Na quinta-feira (21), o Massachusetts General Hospital, localizado em Boston nos EUA, anunciou que realizou o primeiro transplante do mundo de um rim de porco geneticamente editado em um humano vivo, no último dia 16. Embora o quadro do paciente fosse gravíssimo e sem divulgação de um prognóstico para expectativa de vida pós procedimento, a cirurgia foi um sucesso.

O que é xenotransplante

O xenotransplante é o transplante de órgãos de espécies diferentes. Rins e coração são os principais órgãos que vem sendo estudados para esse tipo de transplante. A rejeição do órgão transplantado, o crescimento indevido do órgão e a transmissão de doenças estão entre os desafios a serem superados.


“É uma solução promissora para a crise de escassez de órgãos que enfrentamos.” Leonardo Riella (foto: reprodução/Twiter/X/@LRviella)

Segundo Riella, apenas nos últimos dez anos foi que o CRISPR permitiu a correção das diferenças que causam rejeição. CRISPR (Clustered Regularly Interspaced Short Palindromic Repeats/ Conjunto de Repetições Palindrômicas Curtas Regularmente Espaçadas) é uma técnica revolucionária de edição genética que se baseia na descoberta de que as proteínas Cas cortam o DNA, desde que seja dado a elas um RNA de reconhecimento adequado. Abre-se um grande leque de opções, uma vez que o RNA pode ser sintetizado no laboratório.

A técnica

Para minimizar a transmissão de doenças, os cientistas usam a fertilização in vitro e manipulam o DNA do ovo fecundado, antes que ele se transforme em embrião. É retirada a parte da cadeia genética responsável pela produção de enzimas proteínas que causam rejeição em humanos. Para potencializar a edição genética e evitar qualquer risco de contaminação, os porcos usados em transplantes são criados em condições estéreis.
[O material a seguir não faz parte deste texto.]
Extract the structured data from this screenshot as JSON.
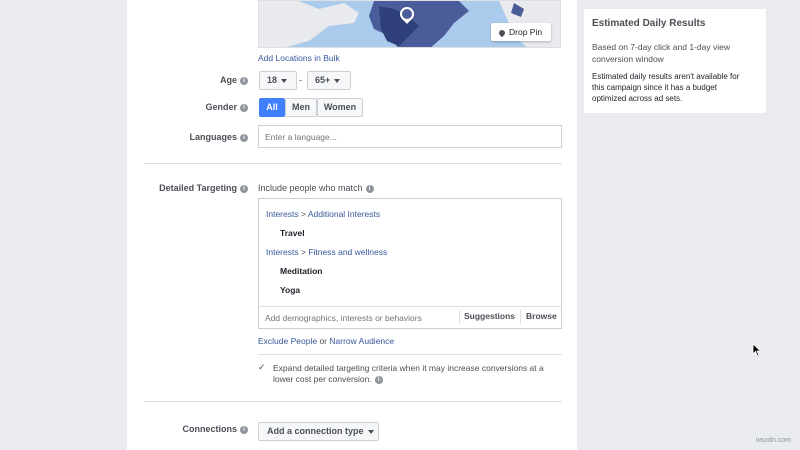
{
  "map": {
    "drop_pin_label": "Drop Pin",
    "add_bulk_label": "Add Locations in Bulk"
  },
  "age": {
    "label": "Age",
    "min": "18",
    "separator": "-",
    "max": "65+"
  },
  "gender": {
    "label": "Gender",
    "options": [
      "All",
      "Men",
      "Women"
    ],
    "selected": "All"
  },
  "languages": {
    "label": "Languages",
    "placeholder": "Enter a language..."
  },
  "detailed_targeting": {
    "label": "Detailed Targeting",
    "include_label": "Include people who match",
    "groups": [
      {
        "path_root": "Interests",
        "path_sep": ">",
        "path_leaf": "Additional Interests",
        "items": [
          "Travel"
        ]
      },
      {
        "path_root": "Interests",
        "path_sep": ">",
        "path_leaf": "Fitness and wellness",
        "items": [
          "Meditation",
          "Yoga"
        ]
      }
    ],
    "search_placeholder": "Add demographics, interests or behaviors",
    "suggestions_label": "Suggestions",
    "browse_label": "Browse",
    "exclude_link": "Exclude People",
    "or_text": "or",
    "narrow_link": "Narrow Audience",
    "expand_line1": "Expand detailed targeting criteria when it may increase conversions at a",
    "expand_line2": "lower cost per conversion.",
    "expand_checked": true
  },
  "connections": {
    "label": "Connections",
    "button_label": "Add a connection type"
  },
  "estimated": {
    "title": "Estimated Daily Results",
    "window_line1": "Based on 7-day click and 1-day view",
    "window_line2": "conversion window",
    "note_line1": "Estimated daily results aren't available for",
    "note_line2": "this campaign since it has a budget",
    "note_line3": "optimized across ad sets."
  },
  "watermark": "wsxdn.com",
  "colors": {
    "accent": "#4080ff",
    "link": "#365899",
    "map_water": "#aacbec",
    "map_land": "#4a5d9a"
  }
}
O órgão suíno foi fornecido pela empresa eGenesis e submetido a 69 edições genômicas com a tecnologia CRISPR-Cas9, também conhecida como “tesouras mágicas” e que foi laureada com o Prêmio Nobel em 2020. Além da remoção de genes que causariam rejeição, foram adicionados genes para melhorar a compatibilidade em humanos.

Paula Felix

Nosso sistema imunológico pode tratar o órgão transplantado como uma infecção e o atacar, mesmo nos transplantes tradicionais. Para evitar a rejeição dos órgãos transplantados, são administrados imunossupressores.


Rim de porco é esperança para quem está na fila de transplante (Foto: reprodução/Getty Imagens Embed)


Segundo o Ministério da Saúde, até quarta-feira (20), havia 42 mil pessoas na fila de espera por algum órgão, no Brasil. Desse total, 39 mil aguardam por um rim, representando 92% da fila de espera.